Услышав это имя, я невольно вздрогнула, посмотрела на девушку в джинсовом фартуке и белой косынке и выпучила глаза от удивления. Она действительно лицом напоминала того мальчика.

– О, Муранака…

У нее была тоненькая девичья фигурка. Она застенчиво улыбнулась и каким-то детским жестом потерла щеку. Но вот лицо у нее было, как у старухи, – так что и не подумаешь, что она одноклассница Муранаки. Она выглядела жалко – будто красивый цветок, увядший от яда.

Значит, она – мать того мальчика?

– Мы ведь уже больше десяти лет не виделись, а ты меня до сих пор помнишь!

– Так я ж тебя знаю с первого класса. Хотя… как бы это сказать… ты сильно изменилась, – заметил Муранака, подыскивая слова. Котоми улыбнулась:

– Женщины постоянно меняются.

– Да нет, я… Да-да, конечно!

– Хи-хи! А ты, Муранака, все такой же искренний. Так мило. Итак, ваш заказ – два ланча с тэмпурой из курицы? Заказ принят, – чуть склонив голову набок, с улыбкой сказала она, будто звезда сцены, и исчезла на кухне. Оттуда сразу послышалось: «Котоми! Иди отдохни!» – «Хорошо!»

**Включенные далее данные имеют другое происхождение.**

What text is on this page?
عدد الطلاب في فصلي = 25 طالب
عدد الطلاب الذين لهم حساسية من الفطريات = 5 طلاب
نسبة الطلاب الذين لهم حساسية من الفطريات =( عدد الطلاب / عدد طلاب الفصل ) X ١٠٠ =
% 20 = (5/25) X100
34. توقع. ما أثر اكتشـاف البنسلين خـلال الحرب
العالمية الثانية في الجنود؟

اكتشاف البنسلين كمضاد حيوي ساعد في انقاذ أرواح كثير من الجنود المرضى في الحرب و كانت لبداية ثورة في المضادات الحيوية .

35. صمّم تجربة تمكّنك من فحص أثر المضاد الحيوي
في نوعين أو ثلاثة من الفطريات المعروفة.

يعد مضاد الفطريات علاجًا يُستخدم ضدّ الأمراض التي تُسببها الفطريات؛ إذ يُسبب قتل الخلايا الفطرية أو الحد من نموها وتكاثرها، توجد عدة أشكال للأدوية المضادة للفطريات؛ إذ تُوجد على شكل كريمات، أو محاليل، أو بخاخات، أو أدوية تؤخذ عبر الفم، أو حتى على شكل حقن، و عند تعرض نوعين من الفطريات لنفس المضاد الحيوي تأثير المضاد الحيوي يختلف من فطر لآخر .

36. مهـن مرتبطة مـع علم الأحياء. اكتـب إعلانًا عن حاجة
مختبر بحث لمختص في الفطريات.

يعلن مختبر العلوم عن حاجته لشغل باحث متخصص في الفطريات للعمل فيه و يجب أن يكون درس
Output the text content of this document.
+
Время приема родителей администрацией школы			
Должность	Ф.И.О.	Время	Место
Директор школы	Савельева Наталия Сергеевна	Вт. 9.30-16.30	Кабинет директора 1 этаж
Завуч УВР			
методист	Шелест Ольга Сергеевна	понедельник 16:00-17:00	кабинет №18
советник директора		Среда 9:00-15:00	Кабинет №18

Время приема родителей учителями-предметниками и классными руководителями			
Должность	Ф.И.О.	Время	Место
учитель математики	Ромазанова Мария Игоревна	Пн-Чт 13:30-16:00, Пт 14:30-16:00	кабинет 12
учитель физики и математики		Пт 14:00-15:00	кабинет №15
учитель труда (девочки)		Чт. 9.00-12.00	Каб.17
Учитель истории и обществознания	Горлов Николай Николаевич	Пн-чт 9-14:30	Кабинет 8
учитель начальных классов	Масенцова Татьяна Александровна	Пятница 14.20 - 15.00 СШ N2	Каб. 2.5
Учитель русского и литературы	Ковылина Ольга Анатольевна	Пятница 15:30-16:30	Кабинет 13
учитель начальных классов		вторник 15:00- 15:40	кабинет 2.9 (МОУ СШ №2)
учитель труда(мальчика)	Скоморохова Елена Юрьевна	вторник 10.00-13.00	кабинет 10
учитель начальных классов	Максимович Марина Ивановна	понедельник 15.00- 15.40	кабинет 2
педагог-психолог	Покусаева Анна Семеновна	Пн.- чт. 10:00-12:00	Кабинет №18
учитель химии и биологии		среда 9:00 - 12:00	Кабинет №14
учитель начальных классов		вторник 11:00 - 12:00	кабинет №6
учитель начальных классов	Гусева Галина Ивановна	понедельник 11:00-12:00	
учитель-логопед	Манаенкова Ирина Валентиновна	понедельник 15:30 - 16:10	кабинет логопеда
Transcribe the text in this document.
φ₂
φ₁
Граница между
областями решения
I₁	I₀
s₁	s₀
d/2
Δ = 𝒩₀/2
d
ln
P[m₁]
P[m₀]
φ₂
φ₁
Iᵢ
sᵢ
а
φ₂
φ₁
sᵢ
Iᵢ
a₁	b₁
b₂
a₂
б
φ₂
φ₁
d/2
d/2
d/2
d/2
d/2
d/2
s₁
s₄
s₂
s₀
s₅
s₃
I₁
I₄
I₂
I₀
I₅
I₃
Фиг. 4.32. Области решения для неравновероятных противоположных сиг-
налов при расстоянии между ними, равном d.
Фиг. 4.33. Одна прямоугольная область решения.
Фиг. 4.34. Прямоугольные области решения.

– Тяжело ей, наверное, пришлось, – печально пробормотал Муранака, глядя ей в спину. И тут же добавил, уже обращаясь ко мне: – В средних классах[14]14
  Школьное обучение в Японии делится на три ступени: младшие классы (шесть лет), средние классы (три года), старшие классы (три года), нумерация не «сквозная», т. е. российский восьмиклассник будет «второклассником средней школы». В школу обычно поступают в шесть лет, заканчивают в восемнадцать, возраст ученика средних классов – примерно тринадцать-пятнадцать лет.


[Закрыть]
была первая красавица! Хорошенькая такая, все в нее были влюблены. У меня несколько друзей ей признавались в любви – всех отвергла. Она поступила в неплохую, по местным меркам, старшую школу – я-то балбесом был, попал в самую плохую… в общем, мы в старших классах в разных местах учились, но про Котоми я часто слышал. Когда все узнали, что она бросила школу и уехала из города, на ушах стояли – были уверены, что ее взяли куда-то моделью или актрисой. А потом вот как оказалось… Печально. Муранака задумчиво смотрел куда-то вдаль, и перед его взором, наверное, представала красавица Котоми – такая, какой она была в детстве.

– А какая она была по характеру?

– Пожалуй, избалованная. Такой хорошенькой девочке ведь много прощается. Она была не столько звезда, сколько принцесса.

Я неопределенно хмыкнула. И такая теперь зовет собственного ребенка «паразитом»? Одевает его в обноски, бьет, а может, и не кормит толком.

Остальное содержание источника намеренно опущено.